To the extent that more than one-third of our publishing revenue is derived from performance, and we are constantly registering and transferring songs, as well as settling counterclaims and tracking income, deep relationships within ASCAP, BMI and SESAC are of paramount importance. We select our sub-publishers around the world for their society relationships as well, desiring local representation who speak the language and are aware of territorial nuances. Even while mechanical income has declined, mechanical rights organisations such as HFA and CMRRA are no less important to an indie, offering a clearing house of digital rights and blanket agreements we would not be able to efficiently negotiate and track on our own.

Any legislation coming up in your market?

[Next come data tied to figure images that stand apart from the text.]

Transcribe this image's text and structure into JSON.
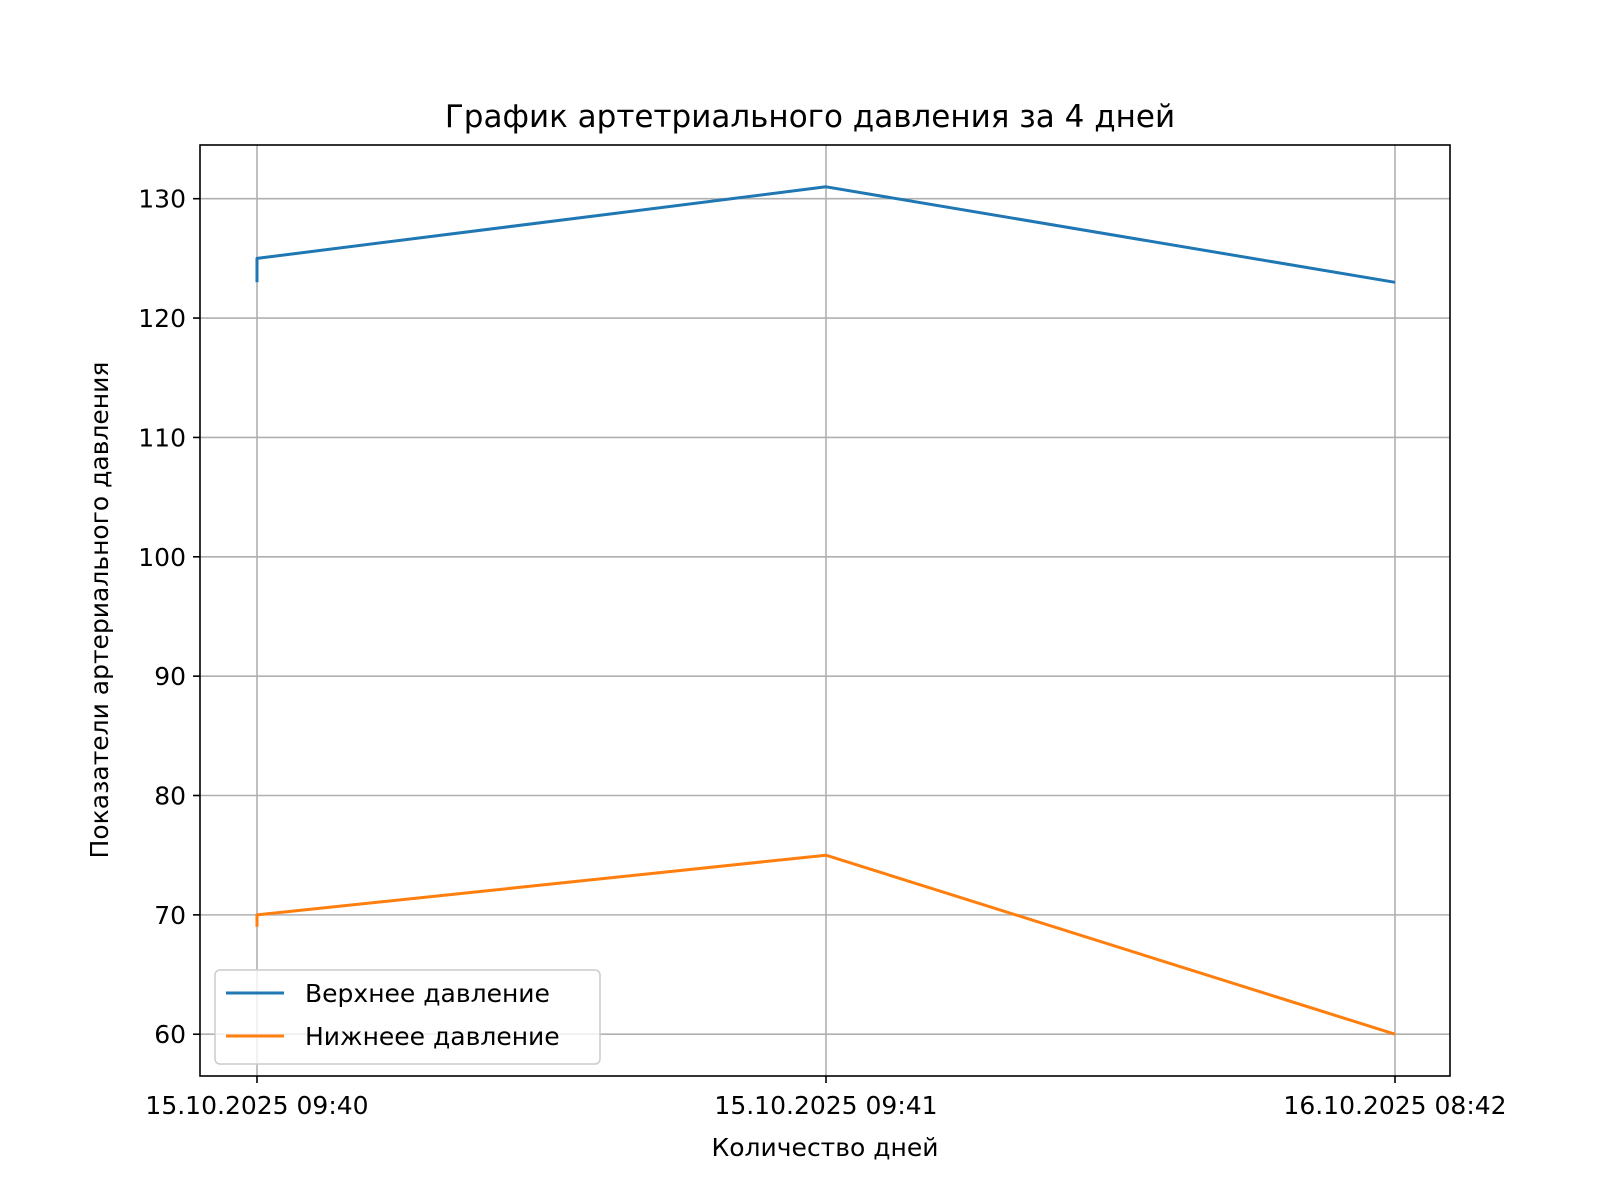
{
  "chart_data": {
    "type": "line",
    "title": "График артетриального давления за 4 дней",
    "xlabel": "Количество дней",
    "ylabel": "Показатели артериального давления",
    "x_ticks": [
      "15.10.2025 09:40",
      "15.10.2025 09:41",
      "16.10.2025 08:42"
    ],
    "ylim": [
      56.5,
      134.5
    ],
    "y_ticks": [
      60,
      70,
      80,
      90,
      100,
      110,
      120,
      130
    ],
    "grid": true,
    "legend_position": "lower-left",
    "series": [
      {
        "name": "Верхнее давление",
        "color": "#1f77b4",
        "points": [
          [
            0,
            123
          ],
          [
            0,
            125
          ],
          [
            1,
            131
          ],
          [
            2,
            123
          ]
        ]
      },
      {
        "name": "Нижнеее давление",
        "color": "#ff7f0e",
        "points": [
          [
            0,
            69
          ],
          [
            0,
            70
          ],
          [
            1,
            75
          ],
          [
            2,
            60
          ]
        ]
      }
    ]
  }
}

All US creators and rights holders should support the Songwriter Equity Act, the RESPECT Act and the Free Market Royalty Act (or the omnibus version thereof). Boiled down to their most basic tenents: the first would amend the Copyright Act to allow for a market value to be considered by the Copyright Royalty Board when determining rates, the second would require US digital music services such as SiriusXM and Pandora to pay performance royalties on pre-1972 sound recordings, and the third would require all US broadcasters to pay performance royalties for non-digital transmissions of all sound recordings. These three pieces of legislature begin to level the playing field between rights holders and licensees, songs and recordings and territories desiring reciprocity.

How do you see your market evolving over the next ten years?

Globalisation and further convergence of technology is inevitable in all industries and no less so in music. Besides greater reciprocity in neighbouring rights from the US, we'll see more foreign language success stories, in line with the growth of US immigrant populations and changing demographics. The online music discovery community will continue to tear down walls between genres, eras and territories, promoting eclectic tastes amongst music consumers. We'll achieve a critical mass in US streaming to help ease lost physical sales, based largely on mobile listeners. All the while, vinyl will continue its resurgence as US music consumers still want something more tangible alongside their playlists.